Anonymous wrote:Anonymous wrote:I married for love but he also had a lot of potential. Happily, he more than realized his potential without screwing up our relationship. So, love and lifestyle can exist together. We’ve been married for a very long time and the physical love continues to be wonderful as it was last night.
“Potential” — what does that even mean
Anonymous wrote:I married for love. DH became a workaholic who was well off financially. The workaholism killed the love. Everyone thought I should be happy because he paid for everything, but I was lonely. I think the best relationships are a mix of love and practicality.
Anonymous wrote:Anonymous wrote:Anonymous wrote:Anonymous wrote:I've never met a woman who claimed to marry for lifestyle, I would be shocked to hear it!

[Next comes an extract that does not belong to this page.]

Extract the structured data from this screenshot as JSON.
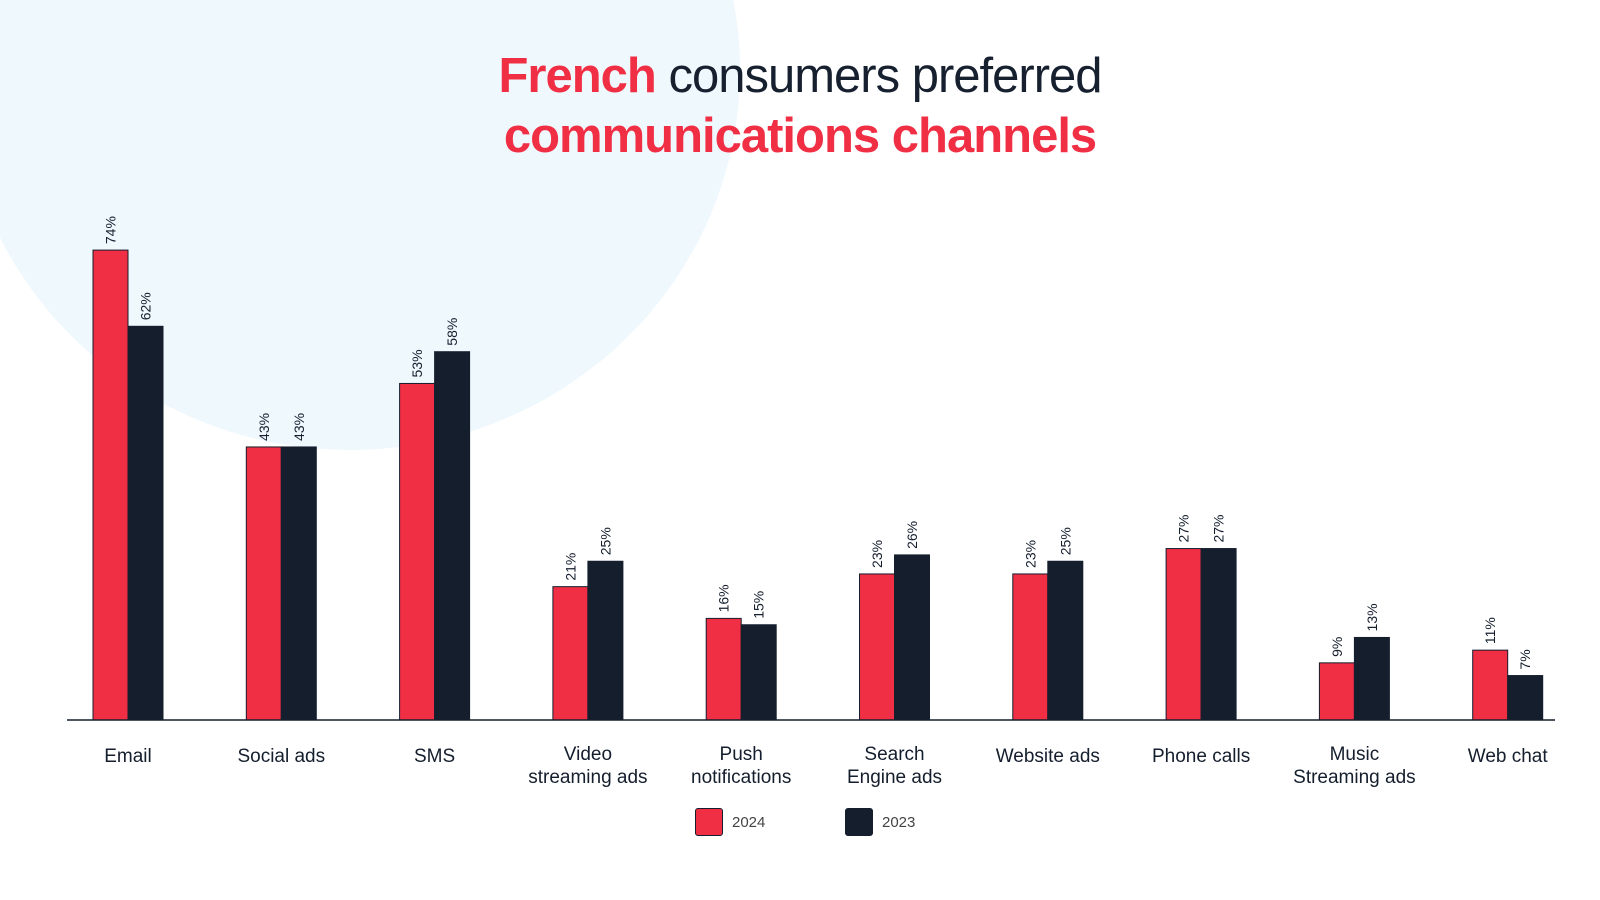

I have a friend who did. Her DH travels for work and cheats on her left, right and center and she looks the other way because she likes the lifestyle. No kids yet.
Does the cheating upset your friend at all? She is open with you about the cheating?

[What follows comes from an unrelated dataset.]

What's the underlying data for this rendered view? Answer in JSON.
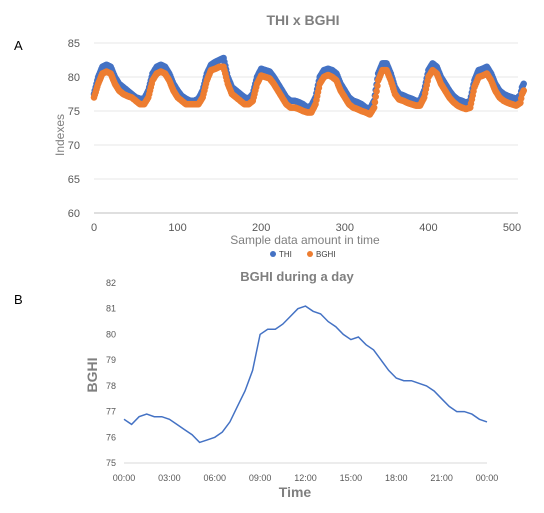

Not that PP but this legitimately just does not bother some women. And trust me it’s not always who you’d think. For every woman who considers this an earth-shattering betrayal and makes being cheated on her entire identity there are others who can’t believe they're getting so worked up over something so trivial and also - for a high earning, frequently traveling husband - realistically inevitable.

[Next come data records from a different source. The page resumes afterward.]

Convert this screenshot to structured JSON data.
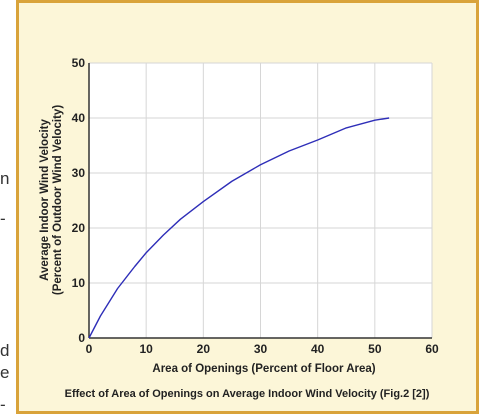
{
  "page": {
    "left_fragments": [
      "n",
      "-",
      "d",
      "e",
      "-"
    ]
  },
  "colors": {
    "background": "#ffffff",
    "panel_fill": "#fcf6d8",
    "panel_border": "#d9a33a",
    "plot_fill": "#ffffff",
    "grid": "#d6d6d6",
    "axis": "#333333",
    "text": "#222222",
    "series": "#2e2eb8"
  },
  "chart_data": {
    "type": "line",
    "title": "",
    "xlabel": "Area of Openings (Percent of Floor Area)",
    "ylabel_lines": [
      "Average Indoor Wind Velocity",
      "(Percent of Outdoor Wind Velocity)"
    ],
    "caption": "Effect of Area of Openings on Average Indoor Wind Velocity (Fig.2 [2])",
    "xlim": [
      0,
      60
    ],
    "ylim": [
      0,
      50
    ],
    "xticks": [
      "0",
      "10",
      "20",
      "30",
      "40",
      "50",
      "60"
    ],
    "yticks": [
      "0",
      "10",
      "20",
      "30",
      "40",
      "50"
    ],
    "grid": true,
    "legend": "none",
    "series": [
      {
        "x": [
          0,
          2,
          5,
          8,
          10,
          13,
          16,
          20,
          25,
          30,
          35,
          40,
          45,
          50,
          52.5
        ],
        "y": [
          0,
          4,
          9,
          13,
          15.5,
          18.7,
          21.6,
          24.8,
          28.5,
          31.5,
          34,
          36,
          38.2,
          39.6,
          40
        ]
      }
    ]
  }
}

Anonymous wrote:As my mom used to say when she would see a young attractive woman with an old wealthy man:but the night comes.
Gross!
Anonymous wrote:I do know one person who did this and it did not go well. She married for wealth and that alone really. She had the kids, then got bored and blew it all up by cheating on him in the most insane and obvious way. From the outside it doesn't make sense because this guy was loaded, good looking and generally pretty decent! But he let her call all the shots, and she lost respect for him I think.
But now she's bummed because she's "poor" and only living on $10k a month. Who knows if she regrets it or not...
Anonymous wrote:We were hard charging but broke MBAs when we met just after graduation. We quickly fell in love and I guess we assumed that a nice lifestyle would follow because we both were pretty ambitious but also pretty grounded. It’s worked out fine. Marrying just for lifestyle sounds like a ticket to hell.
Anonymous wrote:Is it so hard to have both? These things are not mutually exclusive, people.
Anonymous wrote:Anonymous wrote:Anonymous wrote:Anonymous wrote:I’m married for love but I also never dated any scrubs after my early twenties, so I ended up with love and lifestyle.
I mean let’s be frank, you filtered for lifestyle before even going on dates. Falling in love in late 20s generally takes investment time and you mostly only interact with other professionals anyways. How did you meet your DH?
I met him in law school. We competed for a position on law review.
Exactly my point. At that point in your life the chance there were almost zero chance you would fall in love with a high school teacher or artist unless you actively campaigned for that kind of person. A MRS and a JD, nicely done.